With More Electric Cars in U.S., More Safety Concerns


Recent estimates from automakers may mean that the numbers of electric cars on American roadways may skyrocket in the coming year.

According to the National Highway Traffic Safety Administration (NHTSA), General Motors reported selling almost 3,000 of its new Volt, and Nissan estimates that it will double sales of the Leaf in the coming year.

In addition to these numbers, Honda, BMW, Ford, Mitsubishi, Mercedes, Coda and Tesla all expect to sell new electric models in the U.S. this year. But along with a boom in these new autos, comes a boom in new safety hazards.

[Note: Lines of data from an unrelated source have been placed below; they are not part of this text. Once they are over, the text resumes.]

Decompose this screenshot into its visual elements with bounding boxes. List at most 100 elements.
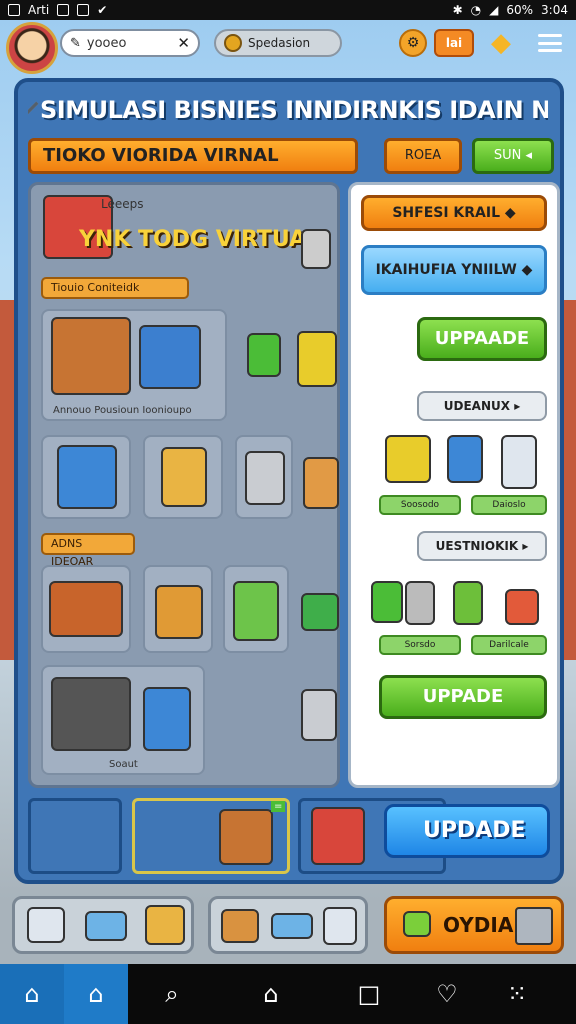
scanner-icon[interactable] <box>145 905 185 945</box>
gear-icon[interactable]: ⚙ <box>399 29 427 57</box>
atm-icon[interactable] <box>27 907 65 943</box>
carrier-label: Arti <box>28 3 50 17</box>
diamond-icon[interactable]: ◆ <box>488 30 514 56</box>
battery-label: 60% <box>506 3 534 17</box>
heart-icon: ♡ <box>436 980 458 1008</box>
shop-grid: Leeeps YNK TODG VIRTUAL Tiouio Coniteidk… <box>28 182 340 788</box>
bottom-tray-left <box>12 896 194 954</box>
item-tile[interactable] <box>41 565 131 653</box>
yellow-cart-icon[interactable] <box>297 331 337 387</box>
status-bar: Arti ✔ ✱ ◔ ◢ 60% 3:04 <box>0 0 576 20</box>
menu-icon[interactable] <box>538 34 562 52</box>
heart-nav[interactable]: ♡ <box>412 964 482 1024</box>
item-tile[interactable] <box>143 565 213 653</box>
flowers-icon <box>143 687 191 751</box>
shelf-cart-icon[interactable] <box>303 457 339 509</box>
house-icon: ⌂ <box>263 980 279 1008</box>
bottom-slots: = <box>28 798 446 878</box>
pos-icon[interactable] <box>271 913 313 939</box>
right-column: SHFESI KRAIL ◆ IKAIHUFIA YNIILW ◆ UPPAAD… <box>348 182 560 788</box>
card-reader-icon[interactable] <box>85 911 127 941</box>
basket-icon <box>155 585 203 639</box>
scanner-icon[interactable] <box>405 581 435 625</box>
upgrade-button-1[interactable]: UPPAADE <box>417 317 547 361</box>
section-label: ADNS IDEOAR <box>41 533 135 568</box>
right-button-2[interactable]: IKAIHUFIA YNIILW ◆ <box>361 245 547 295</box>
currency-pill[interactable]: Spedasion <box>214 29 342 57</box>
home-nav[interactable]: ⌂ <box>0 964 64 1024</box>
flag-icon: = <box>271 801 286 812</box>
upgrade-main-button[interactable]: UPDADE <box>384 804 550 858</box>
grid-icon: ⁙ <box>506 980 528 1008</box>
shelf-icon <box>139 325 201 389</box>
section-button-1-label: UDEANUX <box>443 399 511 413</box>
red-cart-icon[interactable] <box>505 589 539 625</box>
main-panel: SIMULASI BISNIES INNDIRNKIS IDAIN NHANAI… <box>14 78 564 884</box>
player-avatar[interactable] <box>6 22 58 74</box>
item-tile[interactable] <box>143 435 223 519</box>
level-badge[interactable]: lai <box>434 29 474 57</box>
green-bin-icon[interactable] <box>371 581 403 623</box>
recents-nav[interactable]: □ <box>326 964 412 1024</box>
leaf-icon <box>403 911 431 937</box>
notification-icon <box>8 4 20 16</box>
search-nav[interactable]: ⌕ <box>128 964 216 1024</box>
section-button-2[interactable]: UESTNIOKIK ▸ <box>417 531 547 561</box>
cart-icon[interactable] <box>301 229 331 269</box>
apps-nav[interactable]: ⁙ <box>482 964 552 1024</box>
gallery-icon <box>57 4 70 16</box>
right-button-2-label: IKAIHUFIA YNIILW <box>375 262 517 278</box>
wifi-icon: ◔ <box>470 3 482 17</box>
green-bin-icon[interactable] <box>247 333 281 377</box>
bottom-tray-middle <box>208 896 368 954</box>
search-icon: ⌕ <box>165 980 179 1008</box>
item-tile[interactable] <box>235 435 293 519</box>
shop-name-field[interactable]: TIOKO VIORIDA VIRNAL <box>28 138 358 174</box>
item-price: Daioslo <box>471 495 547 515</box>
coin-icon <box>224 34 242 52</box>
green-button[interactable]: SUN ◂ <box>472 138 554 174</box>
empty-slot[interactable] <box>28 798 122 874</box>
search-field[interactable]: ✎ yooeo ✕ <box>60 29 200 57</box>
basket-cart-icon[interactable] <box>447 435 483 483</box>
oydian-button[interactable]: OYDIAN <box>384 896 564 954</box>
green-button-label: SUN <box>493 148 522 163</box>
right-button-1[interactable]: SHFESI KRAIL ◆ <box>361 195 547 231</box>
clock: 3:04 <box>541 3 568 17</box>
basket-cart-icon <box>245 451 285 505</box>
item-tile[interactable]: Soaut <box>41 665 205 775</box>
orange-button[interactable]: ROEA <box>384 138 462 174</box>
market-stall-icon <box>51 317 131 395</box>
produce-crate-icon <box>49 581 123 637</box>
shop-slot[interactable]: = <box>132 798 290 874</box>
shop-nav[interactable]: ⌂ <box>64 964 128 1024</box>
item-tile[interactable] <box>223 565 289 653</box>
right-button-1-label: SHFESI KRAIL <box>392 205 501 221</box>
navigation-bar: ⌂ ⌂ ⌕ ⌂ □ ♡ ⁙ <box>0 964 576 1024</box>
home-icon: ⌂ <box>24 980 40 1008</box>
item-price: Soosodo <box>379 495 461 515</box>
item-tile[interactable] <box>41 435 131 519</box>
square-icon: □ <box>357 980 381 1008</box>
item-price: Darilcale <box>471 635 547 655</box>
shop-icon: ⌂ <box>88 980 104 1008</box>
drinks-stand-icon <box>51 677 131 751</box>
item-tile[interactable]: Annouo Pousioun Ioonioupo <box>41 309 227 421</box>
green-box-icon[interactable] <box>301 593 339 631</box>
plant-cart-icon[interactable] <box>453 581 483 625</box>
upgrade-button-2[interactable]: UPPADE <box>379 675 547 719</box>
wooden-stall-icon <box>219 809 273 865</box>
cube-icon <box>28 101 39 119</box>
bag-icon <box>161 447 207 507</box>
android-home-nav[interactable]: ⌂ <box>216 964 326 1024</box>
clear-icon[interactable]: ✕ <box>177 34 190 52</box>
section-button-2-label: UESTNIOKIK <box>435 539 519 553</box>
panel-title-text: SIMULASI BISNIES INNDIRNKIS IDAIN NHANAI <box>40 96 548 124</box>
cart-icon[interactable] <box>385 435 431 483</box>
cart-icon[interactable] <box>301 689 337 741</box>
safe-icon[interactable] <box>323 907 357 945</box>
crate-icon[interactable] <box>221 909 259 943</box>
pencil-icon: ✎ <box>70 35 81 51</box>
scale-icon[interactable] <box>501 435 537 489</box>
section-button-1[interactable]: UDEANUX ▸ <box>417 391 547 421</box>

Because of the unique risks posed by parts like the lithium-ion batteries found in electric and hybrid vehicles, the NHTSA held a technical workshop to begin hammering out official rules around monitoring, production and safety of new electric vehicle technologies. Prior to the workshop, the NHTSA released so-called “interim guidelines” for various groups–ranging from first responders and fire departments, to tow-truck operators, to owners of electric and hybrid vehicles. These guidelines were the result of investigations into the Chevy Volt by the NHTSA, after some raised concerns that the vehicle’s battery contained a defect that made it especially vulnerable to catching on fire after a crash or accident.

While the investigation did not find any defect specific to the Volt battery, the NHTSA did recognize that electric and hybrid vehicles do raise special safety concerns, if just because of the newness of their technology. The interim guidelines for vehicle owners and the general public released by the NHTSA (available here) says that damaged lithium-ion vehicle batteries as well as damaged electric or hybrid vehicles shouldn’t be stored within a structure or within 50 feet of a structure, because of post-crash fire risks. However, says the NHTSA, post-crash fire risks are common in gasoline powered vehicles as well.

In cases where an electric or hybrid is involved in an accident, drivers and bystanders–as well as law enforcement, safety and emergency workers–should assume that all battery units are fully charged and are dangerous to touch. The NHSTA also wants people to be aware that damaged battery units can leak toxic gases and chemicals, and exposed wires present a serious shock hazard.

For other information about the safety of specific models of electric or hybrid vehicles, owners should check the manuals that came with the auto.